The stock held in the trade can only be considered transferred during the year in which the notator executed the result of the sale by transferring the stock to the trade, and not if the notator gave the owner a common development stock. As has already been argued in the above cases, the provisions of Section 2, paragraph 47, point v) would apply only to the asset and not to the asset in the trading. The discussion above shows that both laws have previously recognized the date of the /deed/conveyance agreement as the date of transfer of property rights over development rights. That was the biggest problem for the evaluators as well as on the tax side. However, the government has made efforts from time to time to streamline, synchronize and simplify the law. Other definitions and provisions of gst law are also related to the rera Act 2016. It is clear from the fact that the tax point and tax value are now more or less synchronized under the IT and GST laws. If, as part of a development agreement, the auditor authorizes the developer to enter the premises of his land in order to take all necessary measures to build housing, it could be said that the auditor handed over ownership of his land to the developer and therefore made a «transfer» in accordance with Section 2 (47) and was taxable as a capital gain in the year in which an agreement was reached. Since the contract is partially in accordance with the contract of nature covered by section 53 of the Property Transfer Act 1882, Section v of Section 2 (47) is clearly attracted.

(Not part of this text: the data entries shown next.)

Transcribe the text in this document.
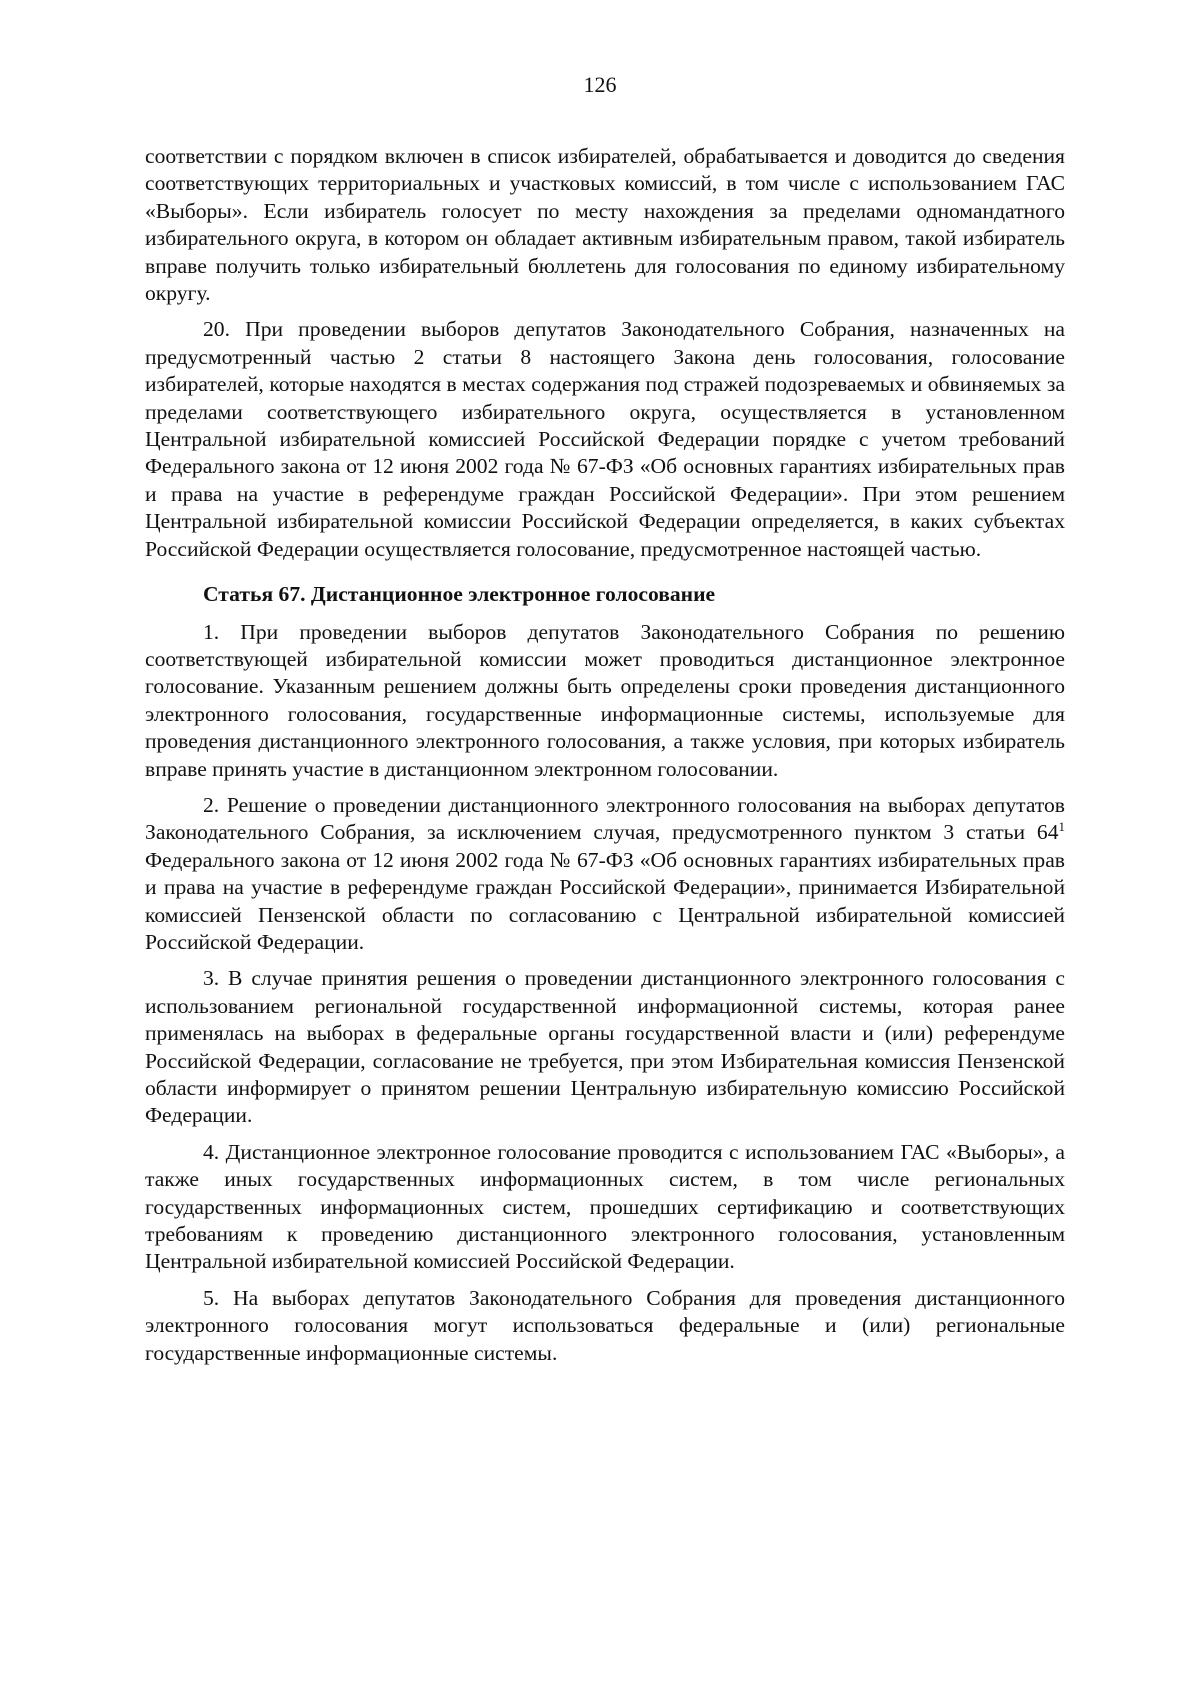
126

соответствии с порядком включен в список избирателей, обрабатывается и доводится до сведения соответствующих территориальных и участковых комиссий, в том числе с использованием ГАС «Выборы». Если избиратель голосует по месту нахождения за пределами одномандатного избирательного округа, в котором он обладает активным избирательным правом, такой избиратель вправе получить только избирательный бюллетень для голосования по единому избирательному округу.

20. При проведении выборов депутатов Законодательного Собрания, назначенных на предусмотренный частью 2 статьи 8 настоящего Закона день голосования, голосование избирателей, которые находятся в местах содержания под стражей подозреваемых и обвиняемых за пределами соответствующего избирательного округа, осуществляется в установленном Центральной избирательной комиссией Российской Федерации порядке с учетом требований Федерального закона от 12 июня 2002 года № 67-ФЗ «Об основных гарантиях избирательных прав и права на участие в референдуме граждан Российской Федерации». При этом решением Центральной избирательной комиссии Российской Федерации определяется, в каких субъектах Российской Федерации осуществляется голосование, предусмотренное настоящей частью.

Статья 67. Дистанционное электронное голосование

1. При проведении выборов депутатов Законодательного Собрания по решению соответствующей избирательной комиссии может проводиться дистанционное электронное голосование. Указанным решением должны быть определены сроки проведения дистанционного электронного голосования, государственные информационные системы, используемые для проведения дистанционного электронного голосования, а также условия, при которых избиратель вправе принять участие в дистанционном электронном голосовании.

2. Решение о проведении дистанционного электронного голосования на выборах депутатов Законодательного Собрания, за исключением случая, предусмотренного пунктом 3 статьи $64^1$ Федерального закона от 12 июня 2002 года № 67-ФЗ «Об основных гарантиях избирательных прав и права на участие в референдуме граждан Российской Федерации», принимается Избирательной комиссией Пензенской области по согласованию с Центральной избирательной комиссией Российской Федерации.

3. В случае принятия решения о проведении дистанционного электронного голосования с использованием региональной государственной информационной системы, которая ранее применялась на выборах в федеральные органы государственной власти и (или) референдуме Российской Федерации, согласование не требуется, при этом Избирательная комиссия Пензенской области информирует о принятом решении Центральную избирательную комиссию Российской Федерации.

4. Дистанционное электронное голосование проводится с использованием ГАС «Выборы», а также иных государственных информационных систем, в том числе региональных государственных информационных систем, прошедших сертификацию и соответствующих требованиям к проведению дистанционного электронного голосования, установленным Центральной избирательной комиссией Российской Федерации.

5. На выборах депутатов Законодательного Собрания для проведения дистанционного электронного голосования могут использоваться федеральные и (или) региональные государственные информационные системы.
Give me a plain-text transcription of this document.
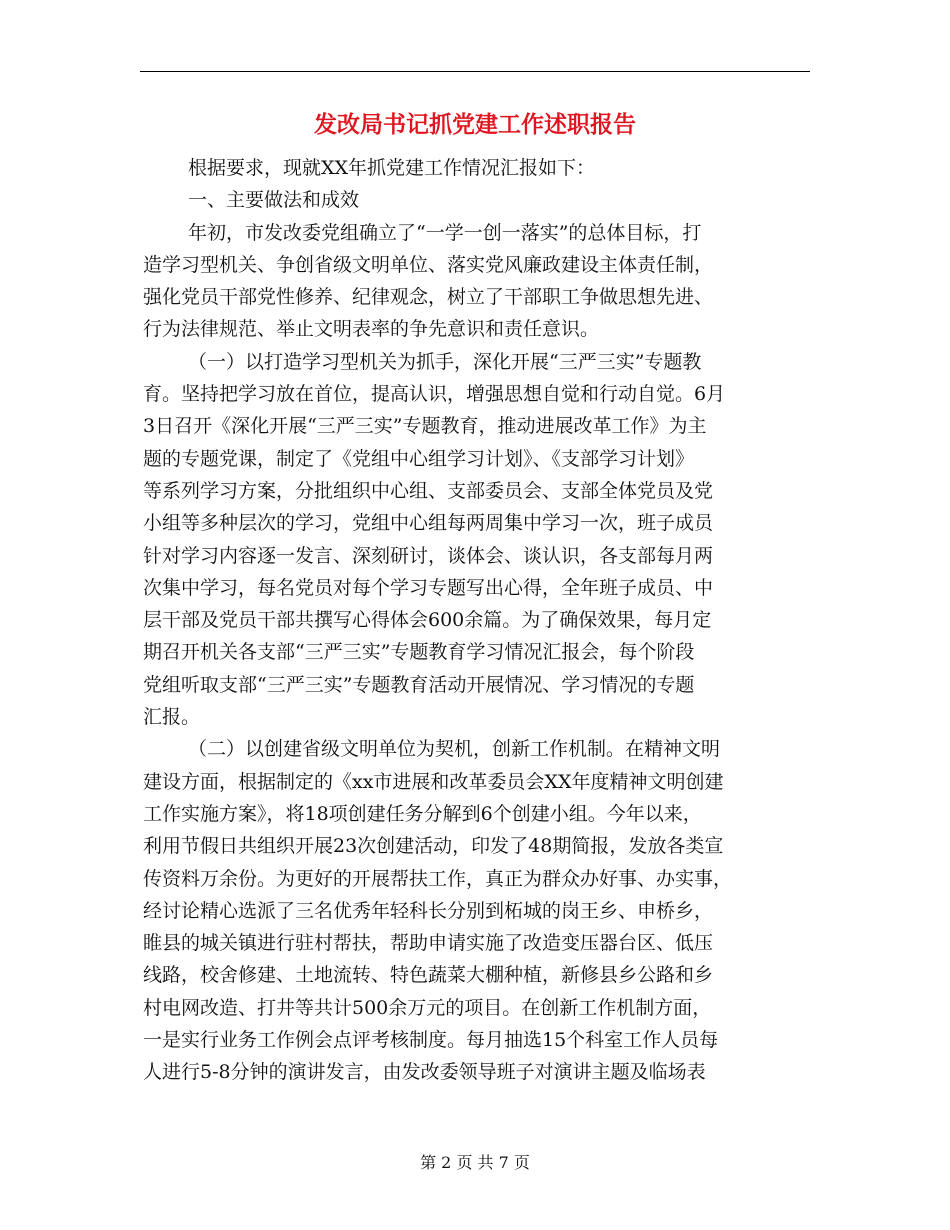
发改局书记抓党建工作述职报告
根据要求，现就XX年抓党建工作情况汇报如下：
一、主要做法和成效
年初，市发改委党组确立了“一学一创一落实”的总体目标，打
造学习型机关、争创省级文明单位、落实党风廉政建设主体责任制，
强化党员干部党性修养、纪律观念，树立了干部职工争做思想先进、
行为法律规范、举止文明表率的争先意识和责任意识。
（一）以打造学习型机关为抓手，深化开展“三严三实”专题教
育。坚持把学习放在首位，提高认识，增强思想自觉和行动自觉。6月
3日召开《深化开展“三严三实”专题教育，推动进展改革工作》为主
题的专题党课，制定了《党组中心组学习计划》、《支部学习计划》
等系列学习方案，分批组织中心组、支部委员会、支部全体党员及党
小组等多种层次的学习，党组中心组每两周集中学习一次，班子成员
针对学习内容逐一发言、深刻研讨，谈体会、谈认识，各支部每月两
次集中学习，每名党员对每个学习专题写出心得，全年班子成员、中
层干部及党员干部共撰写心得体会600余篇。为了确保效果，每月定
期召开机关各支部“三严三实”专题教育学习情况汇报会，每个阶段
党组听取支部“三严三实”专题教育活动开展情况、学习情况的专题
汇报。
（二）以创建省级文明单位为契机，创新工作机制。在精神文明
建设方面，根据制定的《xx市进展和改革委员会XX年度精神文明创建
工作实施方案》，将18项创建任务分解到6个创建小组。今年以来，
利用节假日共组织开展23次创建活动，印发了48期简报，发放各类宣
传资料万余份。为更好的开展帮扶工作，真正为群众办好事、办实事，
经讨论精心选派了三名优秀年轻科长分别到柘城的岗王乡、申桥乡，
睢县的城关镇进行驻村帮扶，帮助申请实施了改造变压器台区、低压
线路，校舍修建、土地流转、特色蔬菜大棚种植，新修县乡公路和乡
村电网改造、打井等共计500余万元的项目。在创新工作机制方面，
一是实行业务工作例会点评考核制度。每月抽选15个科室工作人员每
人进行5-8分钟的演讲发言，由发改委领导班子对演讲主题及临场表
第 2 页 共 7 页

The GST provision for the real estate sector changed from 01.01.2019. Prior to 01.04.2019, tax rates were higher and other ambiguities in some areas. So, to get a clear idea of controllability, we divided our discussion into two parts: controllability before 01.04.2019 and controllability after 01.04.2019. i. Transfer of the right to operate from the owner of the land to the owner. JiG`s tax obligation after 01.04.2017 In order to reduce the true harshness to which the landowner had to deal with capital gains tax during the year of the transfer, a new subsection (5A) of Section 45 of the Act was inserted to provide that, in the case of an assessor as an individual or undivided family (HUF), who enters into a registered agreement for the development of a project, the capital gains from income tax are charged to income tax as income from the previous year in which the certificate of completion of all or part of the project is issued by the competent authority. – The owners want to build a building on this land. but due to the erroneous experience in the construction and development of land, the same for development was entrusted to developers A new section 194IC was inserted, the 10% source tax deduction (TDS) is paid by the developer for each sum in return (not in return in kind) to the individual resident / HUF land applicable to the section 45 contract (5A). In addition, there is no threshold, i.e.
it applies independently of the payment. The author believes that the landowner`s responsibility for the newly inserted subsection is deferred until the project is completed, but that care must nevertheless be exercised when developing the CCM. A small note may give the AO the impression that a «transfer» is being made on the day of the agreement, as stated in Section 2 (47) of Section 53A of the Transfer of Ownership Act 1882.